The only thing I can think of is construing my changes in wording as changes in intent, but I do not actually see that here.

  • 12
    Personally, I don't see any issue with your edit. I noticed though the reviewer was just into 2k rep, so probably they still need some guidance in reviewing properly.
    – Andrew T.
    Commented Apr 19, 2018 at 5:24
  • 6
    It would arguably have been a little better to use code block formatting instead of inline code formatting for export * from 'library/src/feature-path/feature-file', as you had put that into a separate line already. In any case, rejecting because of such a minor issue would have been extraordinarily pedantic.
    – duplode
    Commented Apr 19, 2018 at 5:37
  • 18
    The edit was fine and should have been accepted, the reviewer would have been better off using the "Improve Edit" option if they wanted to switch to code block formatting since they also missed other things that you had fixed when they used "Reject and Edit".
    – ivarni
    Commented Apr 19, 2018 at 6:57
  • @ivarni That's what I was thinking. I suggested the relevant parts again and now the post is fine ;-) Commented Apr 19, 2018 at 11:14
  • Nitpicking, I feel like there might still be some awkward grammar in the question as it stands today (but I'm not 100% sure because I don't know Typescript), in my opinion, your original suggested edit was at least a big step in the right direction.
    – jrh
    Commented Apr 19, 2018 at 12:18
  • Spelling and grammar goes a long way to helping people understand a question. I don't see a problem with this. Worst case scenario is someone edits on top of your edit to improve it further. As long as we're moving forwards and not backwards; I don't see an issue here.
    – user7236046
    Commented Apr 19, 2018 at 13:17

1 Answer 1


Only one thing in your suggestion jumps out at me as doing harm: removing "Scenario:" at the beginning is kind of horrible. Besides being unnecessary, it's also grammatically wrong; using the simple present tense in that first sentence doesn't make sense without "Scenario:" in front of it.
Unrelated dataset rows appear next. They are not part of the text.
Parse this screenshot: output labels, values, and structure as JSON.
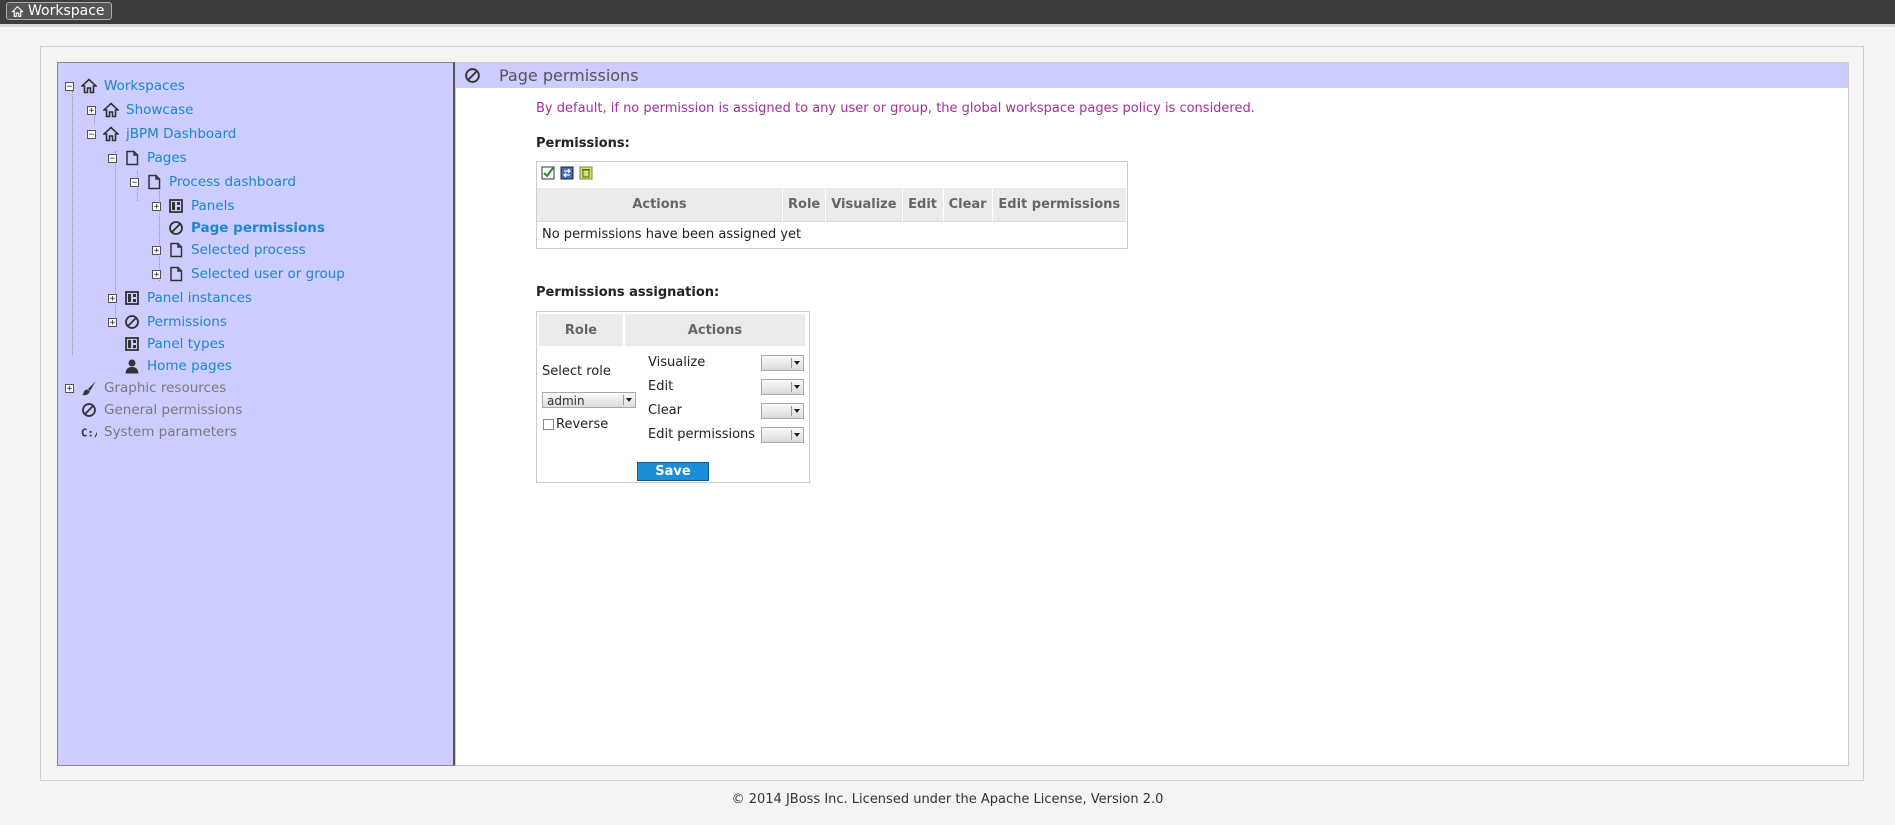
{
  "topbar": {
    "workspace_label": "Workspace",
    "icon": "home-icon"
  },
  "tree": {
    "items": [
      {
        "label": "Workspaces",
        "expander": "⊟",
        "icon": "home-icon",
        "style": "link"
      },
      {
        "label": "Showcase",
        "expander": "⊞",
        "icon": "home-icon",
        "style": "link"
      },
      {
        "label": "jBPM Dashboard",
        "expander": "⊟",
        "icon": "home-icon",
        "style": "link"
      },
      {
        "label": "Pages",
        "expander": "⊟",
        "icon": "page-icon",
        "style": "link"
      },
      {
        "label": "Process dashboard",
        "expander": "⊟",
        "icon": "page-icon",
        "style": "link"
      },
      {
        "label": "Panels",
        "expander": "⊞",
        "icon": "panel-icon",
        "style": "link"
      },
      {
        "label": "Page permissions",
        "expander": "",
        "icon": "prohibited-icon",
        "style": "active"
      },
      {
        "label": "Selected process",
        "expander": "⊞",
        "icon": "page-icon",
        "style": "link"
      },
      {
        "label": "Selected user or group",
        "expander": "⊞",
        "icon": "page-icon",
        "style": "link"
      },
      {
        "label": "Panel instances",
        "expander": "⊞",
        "icon": "panel-icon",
        "style": "link"
      },
      {
        "label": "Permissions",
        "expander": "⊞",
        "icon": "prohibited-icon",
        "style": "link"
      },
      {
        "label": "Panel types",
        "expander": "",
        "icon": "panel-icon",
        "style": "link"
      },
      {
        "label": "Home pages",
        "expander": "",
        "icon": "user-icon",
        "style": "link"
      },
      {
        "label": "Graphic resources",
        "expander": "⊞",
        "icon": "brush-icon",
        "style": "gray"
      },
      {
        "label": "General permissions",
        "expander": "",
        "icon": "prohibited-icon",
        "style": "gray"
      },
      {
        "label": "System parameters",
        "expander": "",
        "icon": "terminal-icon",
        "style": "gray"
      }
    ]
  },
  "main": {
    "title": "Page permissions",
    "title_icon": "prohibited-icon",
    "note": "By default, if no permission is assigned to any user or group, the global workspace pages policy is considered.",
    "permissions_label": "Permissions:",
    "toolbar_icons": [
      "select-all-icon",
      "invert-icon",
      "delete-icon"
    ],
    "table": {
      "headers": [
        "Actions",
        "Role",
        "Visualize",
        "Edit",
        "Clear",
        "Edit permissions"
      ],
      "empty_message": "No permissions have been assigned yet"
    },
    "assignment_label": "Permissions assignation:",
    "assignment": {
      "role_header": "Role",
      "actions_header": "Actions",
      "select_role_label": "Select role",
      "role_value": "admin",
      "reverse_label": "Reverse",
      "actions": [
        "Visualize",
        "Edit",
        "Clear",
        "Edit permissions"
      ],
      "save_label": "Save"
    }
  },
  "footer": {
    "text": "© 2014 JBoss Inc. Licensed under the Apache License, Version 2.0"
  },
  "colors": {
    "sidebar_bg": "#ccccff",
    "link": "#1e88c8",
    "note": "#a0309a",
    "save_button": "#1a8ed6"
  }
}
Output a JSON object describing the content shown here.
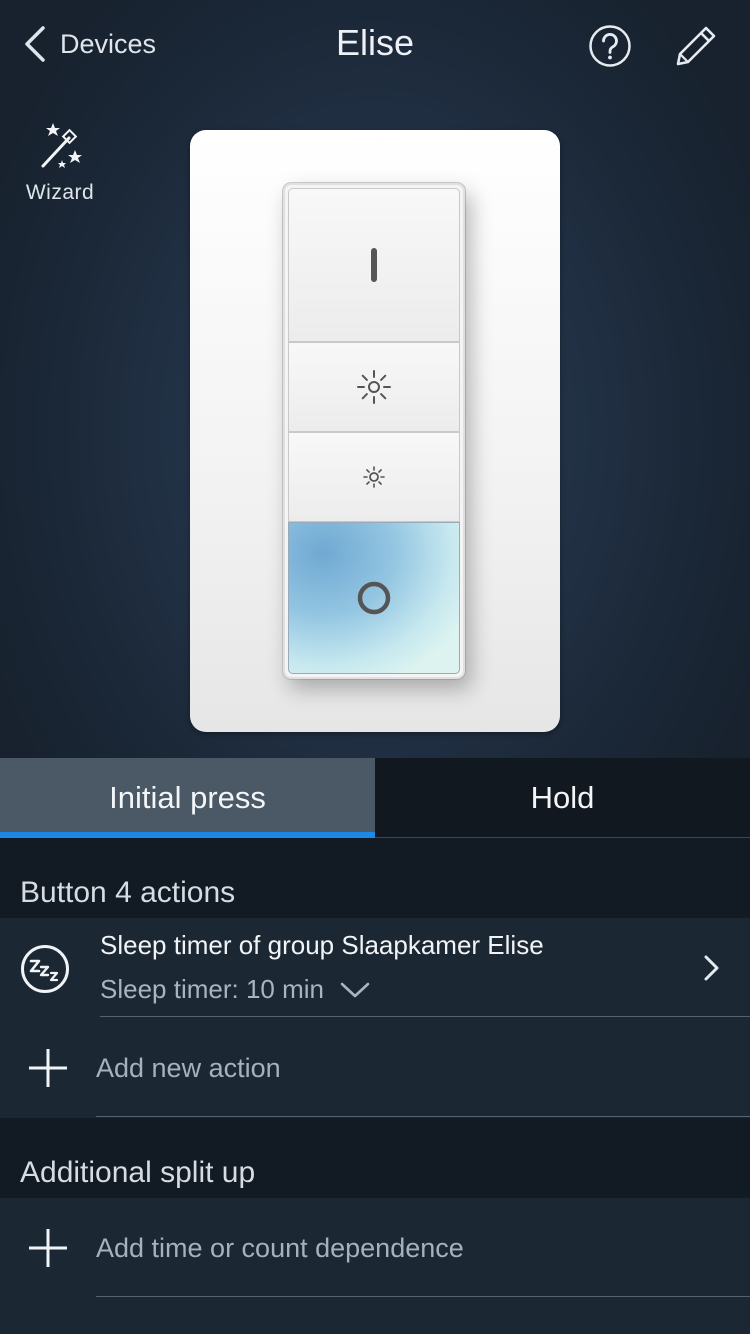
{
  "header": {
    "back_label": "Devices",
    "title": "Elise"
  },
  "wizard": {
    "label": "Wizard"
  },
  "tabs": [
    {
      "label": "Initial press",
      "active": true
    },
    {
      "label": "Hold",
      "active": false
    }
  ],
  "button_actions": {
    "section_title": "Button 4 actions",
    "items": [
      {
        "title": "Sleep timer of group Slaapkamer Elise",
        "subtitle": "Sleep timer: 10 min",
        "icon": "sleep-zzz-icon"
      }
    ],
    "add_label": "Add new action"
  },
  "split_up": {
    "section_title": "Additional split up",
    "add_label": "Add time or count dependence"
  },
  "colors": {
    "accent": "#1e88e5",
    "background": "#16202c",
    "active_tab": "#4b5866"
  }
}
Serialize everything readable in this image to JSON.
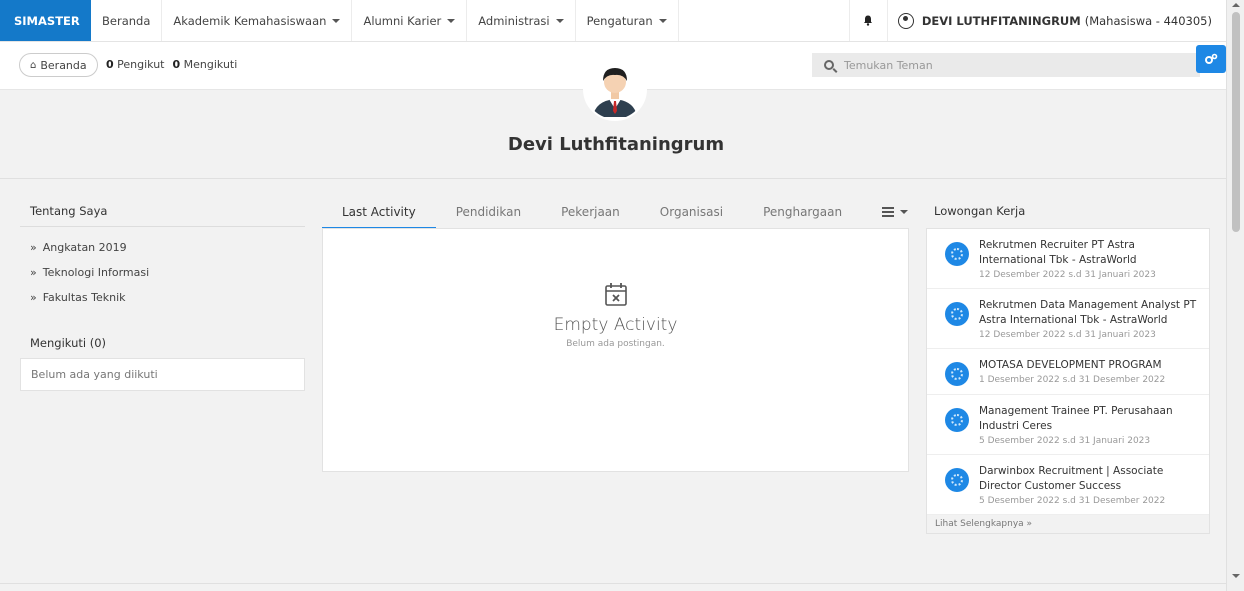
{
  "nav": {
    "brand": "SIMASTER",
    "items": [
      {
        "label": "Beranda",
        "dropdown": false
      },
      {
        "label": "Akademik Kemahasiswaan",
        "dropdown": true
      },
      {
        "label": "Alumni Karier",
        "dropdown": true
      },
      {
        "label": "Administrasi",
        "dropdown": true
      },
      {
        "label": "Pengaturan",
        "dropdown": true
      }
    ],
    "user_name": "DEVI LUTHFITANINGRUM",
    "user_role": "(Mahasiswa - 440305)"
  },
  "profile_bar": {
    "home_label": "Beranda",
    "followers_count": "0",
    "followers_label": "Pengikut",
    "following_count": "0",
    "following_label": "Mengikuti",
    "search_placeholder": "Temukan Teman"
  },
  "profile": {
    "name": "Devi Luthfitaningrum"
  },
  "about": {
    "title": "Tentang Saya",
    "items": [
      "Angkatan 2019",
      "Teknologi Informasi",
      "Fakultas Teknik"
    ]
  },
  "following": {
    "title": "Mengikuti (0)",
    "empty": "Belum ada yang diikuti"
  },
  "tabs": [
    {
      "label": "Last Activity",
      "active": true
    },
    {
      "label": "Pendidikan",
      "active": false
    },
    {
      "label": "Pekerjaan",
      "active": false
    },
    {
      "label": "Organisasi",
      "active": false
    },
    {
      "label": "Penghargaan",
      "active": false
    }
  ],
  "activity": {
    "empty_title": "Empty Activity",
    "empty_sub": "Belum ada postingan."
  },
  "jobs": {
    "title": "Lowongan Kerja",
    "items": [
      {
        "title": "Rekrutmen Recruiter PT Astra International Tbk - AstraWorld",
        "date": "12 Desember 2022 s.d 31 Januari 2023"
      },
      {
        "title": "Rekrutmen Data Management Analyst PT Astra International Tbk - AstraWorld",
        "date": "12 Desember 2022 s.d 31 Januari 2023"
      },
      {
        "title": "MOTASA DEVELOPMENT PROGRAM",
        "date": "1 Desember 2022 s.d 31 Desember 2022"
      },
      {
        "title": "Management Trainee PT. Perusahaan Industri Ceres",
        "date": "5 Desember 2022 s.d 31 Januari 2023"
      },
      {
        "title": "Darwinbox Recruitment | Associate Director Customer Success",
        "date": "5 Desember 2022 s.d 31 Desember 2022"
      }
    ],
    "see_more": "Lihat Selengkapnya »"
  },
  "colors": {
    "brand": "#1479c9",
    "accent": "#1e88e5",
    "background": "#f2f2f2"
  },
  "icons": {
    "home": "home-icon",
    "bell": "bell-icon",
    "user": "user-circle-icon",
    "search": "search-icon",
    "gears": "gears-icon",
    "calendar_x": "calendar-times-icon",
    "menu": "hamburger-menu-icon"
  }
}
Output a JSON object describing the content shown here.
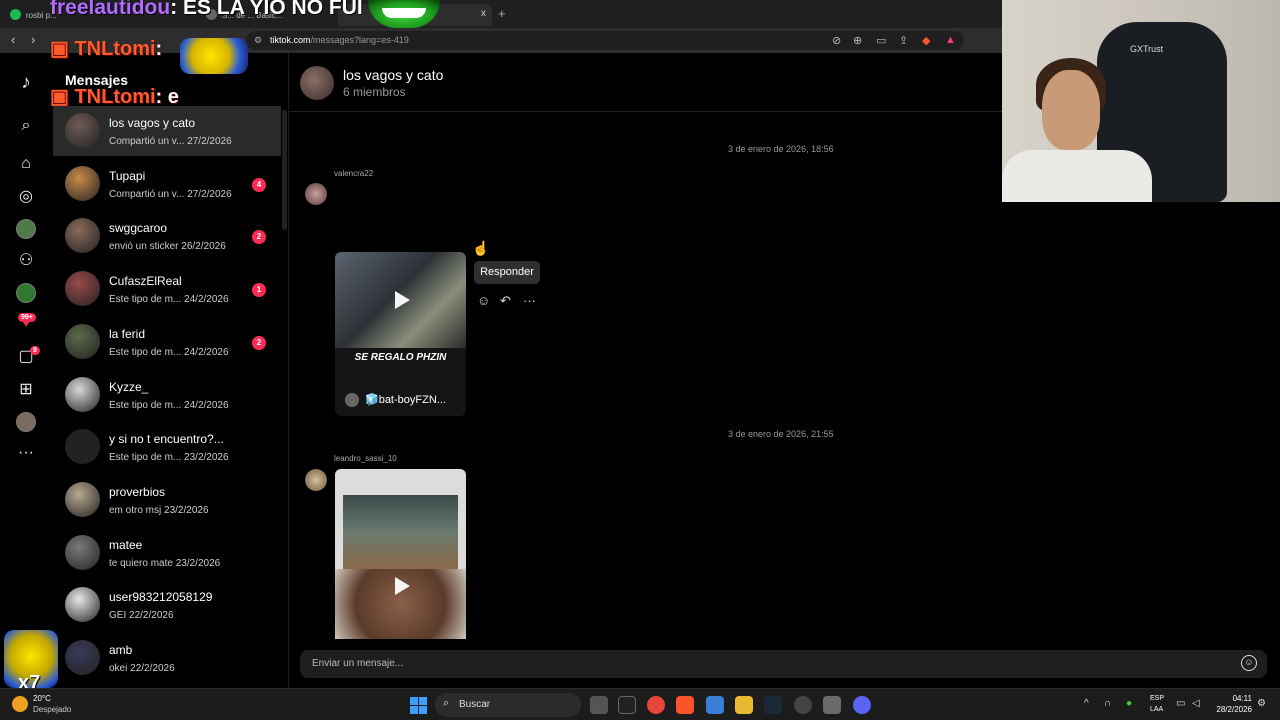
{
  "browser": {
    "tabs": [
      {
        "label": "rosbi p..."
      },
      {
        "label": "S... de ... Basic..."
      },
      {
        "label": "x"
      }
    ],
    "new_tab": "+",
    "url_host": "tiktok.com",
    "url_path": "/messages?lang=es-419",
    "nav": {
      "back": "‹",
      "forward": "›"
    }
  },
  "stream_overlay": {
    "banner_user": "freelautidou",
    "banner_text": ": ES LA YIO NO FUI",
    "tnl_line1_user": "TNLtomi",
    "tnl_line1_text": ":",
    "tnl_line2_user": "TNLtomi",
    "tnl_line2_text": ": e",
    "multiplier": "x7",
    "webcam_chair_brand": "GXTrust"
  },
  "sidebar": {
    "title": "Mensajes",
    "notif_badge": "99+",
    "inbox_badge": "9",
    "more": "···"
  },
  "conversations": [
    {
      "name": "los vagos y cato",
      "preview": "Compartió un v...",
      "date": "27/2/2026",
      "unread": "",
      "color": "#6e5a55"
    },
    {
      "name": "Tupapi",
      "preview": "Compartió un v...",
      "date": "27/2/2026",
      "unread": "4",
      "color": "#c98a4a"
    },
    {
      "name": "swggcaroo",
      "preview": "envió un sticker",
      "date": "26/2/2026",
      "unread": "2",
      "color": "#8a6a5a"
    },
    {
      "name": "CufaszElReal",
      "preview": "Este tipo de m...",
      "date": "24/2/2026",
      "unread": "1",
      "color": "#9a4a4a"
    },
    {
      "name": "la ferid",
      "preview": "Este tipo de m...",
      "date": "24/2/2026",
      "unread": "2",
      "color": "#5a6a4a"
    },
    {
      "name": "Kyzze_",
      "preview": "Este tipo de m...",
      "date": "24/2/2026",
      "unread": "",
      "color": "#d8d8d8"
    },
    {
      "name": "y si no t encuentro?...",
      "preview": "Este tipo de m...",
      "date": "23/2/2026",
      "unread": "",
      "color": "#222222"
    },
    {
      "name": "proverbios",
      "preview": "em otro msj",
      "date": "23/2/2026",
      "unread": "",
      "color": "#b8a890"
    },
    {
      "name": "matee",
      "preview": "te quiero mate",
      "date": "23/2/2026",
      "unread": "",
      "color": "#7a7a7a"
    },
    {
      "name": "user983212058129",
      "preview": "GEI",
      "date": "22/2/2026",
      "unread": "",
      "color": "#e8e8e8"
    },
    {
      "name": "amb",
      "preview": "okei",
      "date": "22/2/2026",
      "unread": "",
      "color": "#3a3a5a"
    }
  ],
  "chat": {
    "group_name": "los vagos y cato",
    "members": "6 miembros",
    "messages": [
      {
        "timestamp": "3 de enero de 2026, 18:56",
        "sender": "valencra22",
        "video_caption": "SE REGALO PHZIN",
        "video_author": "🧊bat-boyFZN..."
      },
      {
        "timestamp": "3 de enero de 2026, 21:55",
        "sender": "leandro_sassi_10"
      }
    ],
    "tooltip": "Responder",
    "composer_placeholder": "Enviar un mensaje..."
  },
  "taskbar": {
    "weather_temp": "20°C",
    "weather_cond": "Despejado",
    "search_label": "Buscar",
    "lang_top": "ESP",
    "lang_bottom": "LAA",
    "time": "04:11",
    "date": "28/2/2026"
  }
}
(Some of the other changes don't improve the post as much as they could - for instance, it would've been better to make the export ... statement into a code block instead of just backticking it, and the phrase "this way of imports" is still awkward and ugly - something like "this style of imports" or "this way of importing things" would be better. But the fact that some of the improvements aren't optimal isn't a reason to reject.)

It would be defensible, but extremely harsh, for a reviewer to decide that breaking the grammar of the first sentence justifies a rejection, regardless of the merits of the other changes in the edit. That wouldn't be my choice, since on net I think the suggestion is definitely good; I'd've selected "Improve Edit", sorted out the first sentence, and made any further formatting tweaks I thought were warranted. Rejecting the edit and failing to apply some of the objectively good changes (like fixing the capitalisation of "I" in the prose) was sloppy on the reviewer's part, in my opinion - we shouldn't be throwing away clearly good changes that somebody has taken the time to write.